A National Security Strategy is less a plan of action than an attempt to prioritize. Who, in the president's judgment, most threatens America? What means do we have and what capabilities must we develop to defend the homeland and protect our freedoms?
President Obama issued his last National Security Strategy (NSS) in 2015. It struck me then as an odd document and, in retrospect, it seems odder still. Regarding the threat posed by North Korea's nuclear and missile programs, it offered such boilerplate as: "Our commitment to the denuclearization of the Korean peninsula is rooted in the profound risks posed by North Korean weapons development and proliferation."
In the end, of course, Mr. Obama did nothing as the threat metastasized. North Korea may now have as many as 60 nuclear weapons.
The 2015 NSS also asserted: "We have made clear Iran must meet its international obligations and demonstrate its nuclear program is entirely peaceful." Supreme Leader Ali Khamenei no doubt found that amusing.
Though well into his second term, Mr. Obama couldn't resist the temptation to criticize his predecessor: "We must always resist the overreach that comes when we make decisions based upon fear. Moreover, we must recognize that a smart national security strategy does not rely solely on military power." There also were such platitudes as: "A strong consensus endures across our political spectrum that the question is not whether America will lead, but how we will lead into the future."
Last week, President Trump delivered his National Security Strategy, an attempt to "rethink the policies of the past two decades — policies based on the assumption that engagement with rivals and their inclusion in international institutions and global commerce would turn them into benign actors and trustworthy partners. For the most part, this premise turned out to be false."
It begins to address "an extraordinarily dangerous world, filled with a wide range of threats that have intensified in recent years." The phrase used to capsulize the new approach is "principled realism," which is to be guided "by outcomes, not ideology."
In my judgment, it's a coherent, clear-eyed, and comprehensive document, one that falls well within the conservative tradition, recognizing the importance of maintaining an American-led liberal capitalist world order.

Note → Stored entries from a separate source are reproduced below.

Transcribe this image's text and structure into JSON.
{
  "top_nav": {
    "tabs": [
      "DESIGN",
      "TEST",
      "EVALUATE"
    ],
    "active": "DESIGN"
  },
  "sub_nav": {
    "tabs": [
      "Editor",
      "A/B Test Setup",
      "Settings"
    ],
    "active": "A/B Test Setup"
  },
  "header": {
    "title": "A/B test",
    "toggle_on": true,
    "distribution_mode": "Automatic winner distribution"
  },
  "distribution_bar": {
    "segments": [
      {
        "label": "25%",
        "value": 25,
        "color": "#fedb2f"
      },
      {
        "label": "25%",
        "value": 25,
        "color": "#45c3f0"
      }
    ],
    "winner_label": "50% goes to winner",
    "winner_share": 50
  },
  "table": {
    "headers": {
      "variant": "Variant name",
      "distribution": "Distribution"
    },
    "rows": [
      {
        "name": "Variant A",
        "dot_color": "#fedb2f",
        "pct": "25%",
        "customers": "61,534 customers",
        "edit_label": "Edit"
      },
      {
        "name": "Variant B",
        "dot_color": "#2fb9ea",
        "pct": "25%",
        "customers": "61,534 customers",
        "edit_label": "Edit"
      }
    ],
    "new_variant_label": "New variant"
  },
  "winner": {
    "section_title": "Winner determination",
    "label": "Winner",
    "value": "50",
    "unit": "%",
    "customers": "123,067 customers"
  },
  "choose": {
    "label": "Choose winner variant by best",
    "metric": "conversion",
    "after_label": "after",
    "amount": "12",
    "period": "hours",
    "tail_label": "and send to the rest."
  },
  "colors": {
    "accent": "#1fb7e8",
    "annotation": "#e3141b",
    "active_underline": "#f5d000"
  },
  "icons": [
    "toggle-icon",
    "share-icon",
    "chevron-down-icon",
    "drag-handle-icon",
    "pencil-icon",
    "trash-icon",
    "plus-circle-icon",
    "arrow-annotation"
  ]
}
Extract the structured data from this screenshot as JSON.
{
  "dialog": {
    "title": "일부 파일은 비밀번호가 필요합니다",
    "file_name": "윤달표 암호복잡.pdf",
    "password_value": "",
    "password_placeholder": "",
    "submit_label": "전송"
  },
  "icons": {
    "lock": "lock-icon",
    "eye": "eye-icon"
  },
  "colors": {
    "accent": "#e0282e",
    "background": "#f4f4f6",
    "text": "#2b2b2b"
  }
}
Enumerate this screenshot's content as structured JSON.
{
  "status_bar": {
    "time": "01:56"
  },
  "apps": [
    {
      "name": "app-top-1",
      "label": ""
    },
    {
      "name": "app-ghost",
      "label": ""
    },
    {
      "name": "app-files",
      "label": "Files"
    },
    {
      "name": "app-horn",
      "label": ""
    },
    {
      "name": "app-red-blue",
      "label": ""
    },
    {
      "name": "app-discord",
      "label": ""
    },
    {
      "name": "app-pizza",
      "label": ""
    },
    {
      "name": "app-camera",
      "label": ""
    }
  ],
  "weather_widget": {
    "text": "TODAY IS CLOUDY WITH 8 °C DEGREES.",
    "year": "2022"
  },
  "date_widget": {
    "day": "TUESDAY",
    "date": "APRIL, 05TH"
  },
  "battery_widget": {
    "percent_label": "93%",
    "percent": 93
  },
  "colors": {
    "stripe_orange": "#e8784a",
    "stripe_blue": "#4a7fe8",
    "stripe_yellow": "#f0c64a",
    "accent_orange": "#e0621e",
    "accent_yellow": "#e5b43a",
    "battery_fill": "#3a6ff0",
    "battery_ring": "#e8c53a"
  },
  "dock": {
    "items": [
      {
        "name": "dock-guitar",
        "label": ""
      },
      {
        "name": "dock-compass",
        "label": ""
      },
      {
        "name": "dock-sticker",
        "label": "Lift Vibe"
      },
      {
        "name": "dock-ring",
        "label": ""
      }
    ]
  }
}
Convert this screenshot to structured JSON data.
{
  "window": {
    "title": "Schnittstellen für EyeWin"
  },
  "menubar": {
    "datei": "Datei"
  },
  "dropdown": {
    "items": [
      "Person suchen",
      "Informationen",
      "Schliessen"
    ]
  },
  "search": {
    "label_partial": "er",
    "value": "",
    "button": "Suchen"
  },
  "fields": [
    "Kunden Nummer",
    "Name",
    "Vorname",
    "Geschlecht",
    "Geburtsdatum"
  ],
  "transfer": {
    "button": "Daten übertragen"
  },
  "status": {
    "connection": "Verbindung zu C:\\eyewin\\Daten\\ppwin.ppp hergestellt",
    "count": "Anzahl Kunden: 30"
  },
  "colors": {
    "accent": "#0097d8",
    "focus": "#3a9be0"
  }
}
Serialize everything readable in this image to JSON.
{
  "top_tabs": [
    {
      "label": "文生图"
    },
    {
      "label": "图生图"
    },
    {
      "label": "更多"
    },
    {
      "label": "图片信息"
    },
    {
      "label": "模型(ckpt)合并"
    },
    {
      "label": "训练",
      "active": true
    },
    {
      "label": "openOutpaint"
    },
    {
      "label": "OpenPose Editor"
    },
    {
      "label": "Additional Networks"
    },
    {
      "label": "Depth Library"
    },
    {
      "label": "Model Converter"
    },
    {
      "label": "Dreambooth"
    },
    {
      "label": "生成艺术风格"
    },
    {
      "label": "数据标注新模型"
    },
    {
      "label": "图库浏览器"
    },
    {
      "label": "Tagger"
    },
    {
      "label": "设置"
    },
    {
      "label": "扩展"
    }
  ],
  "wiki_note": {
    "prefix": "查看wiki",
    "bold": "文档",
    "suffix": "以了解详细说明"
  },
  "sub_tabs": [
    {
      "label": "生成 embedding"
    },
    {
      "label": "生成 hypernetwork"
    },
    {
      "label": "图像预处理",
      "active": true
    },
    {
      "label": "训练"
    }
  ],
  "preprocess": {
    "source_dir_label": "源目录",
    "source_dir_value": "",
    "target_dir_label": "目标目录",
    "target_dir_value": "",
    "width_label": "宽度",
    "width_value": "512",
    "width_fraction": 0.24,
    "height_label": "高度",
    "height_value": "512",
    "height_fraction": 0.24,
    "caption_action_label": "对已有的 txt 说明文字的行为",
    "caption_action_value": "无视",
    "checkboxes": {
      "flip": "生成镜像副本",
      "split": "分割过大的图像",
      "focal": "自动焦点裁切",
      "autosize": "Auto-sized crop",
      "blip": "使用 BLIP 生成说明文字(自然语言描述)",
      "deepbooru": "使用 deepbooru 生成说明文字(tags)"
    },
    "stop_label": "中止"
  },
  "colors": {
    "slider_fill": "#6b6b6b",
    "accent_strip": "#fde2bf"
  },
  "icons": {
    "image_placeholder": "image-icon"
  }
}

Yes, America's national interest comes first but that does not preclude a global perspective as some feared based on the use of "America First," a phrase harkening back to the isolationists of the late 1930s. The Trump NSS declares: "A strong America is in the vital interests of not only the American people, but also those around the world who want to partner with the United States in pursuit of shared interests, values, and aspirations."
America's sovereignty is not to be surrendered — not to the U.N. or other transnational organizations dominated by despotic regimes. "America's values" — not "universal values," because, truthfully, there's no such thing — should be regarded as forces that "make the world more free, secure, and prosperous."
Comforting as it might be to think we live in a global village, in reality we are surrounded by an encroaching global jungle where only the fittest survive. Our goal, therefore, must be to strengthen America, economically and militarily; to "overmatch" any adversary or combination of adversaries, "to ensure that America's sons and daughters will never be in a fair fight."
Military power and diplomacy are not in conflict but rather mutually reinforcing: "Overmatch strengthens our diplomacy and permits us to shape the international environment to protect our interests."
Adversaries are not friends whose legitimate grievances we've failed to address. They need to be persuaded that "they cannot accomplish objectives through the use of force or other forms of aggression." That requires substantial financial investments which, in turn, requires increased "economic prosperity" which should be seen "as a pillar of national security."
A dynamic economy also provides us with more effective economic weapons. That, too, gives diplomats a better hand to play and, sometimes, may allow us to prevail without resorting to kinetic means.
President Trump's NSS identifies North Korean and Iran as "rogue regimes." The former "seeks the capability to kill millions of Americans with nuclear weapons." The latter "supports terrorist groups and openly calls for our destruction."
Russia and China are "revisionist powers" that intend "to shape a world antithetical to U.S. values and interests." And then there is the "long war" we have to fight against transnational jihadi groups and the criminal syndicates with whom they've been making common cause.
A National Security Strategy, no matter how well thought-out, is only a blueprint. Policies and "priority actions" need to be implemented to be useful. "Peace through strength" doesn't come cheap.
Almost a year into Mr. Trump's first term, the military remains underresourced and too many key national security positions remain unfilled. Others are occupied by bureaucrats who have no intention of furthering this White House's agenda. Perhaps most astonishingly, there remain many holdovers from the previous administration who are undermining policies they disfavor.
All that and more should be dealt with early in the New Year. For now, it's sufficient to get the new administration's priorities and broad policy principles down on paper, to better understand the world according to Mr. Trump and his national security advisers — a seasoned, pragmatic team led this year by H.R. McMaster, Nadia Schadlow and Dina Powell.
Unlike Mr. Obama, who believed the arc of history bends toward justice, the current occupant of the White House believes history's arc will be bent toward tyranny by America's enemies — unless we grab it firmly and bend it ourselves.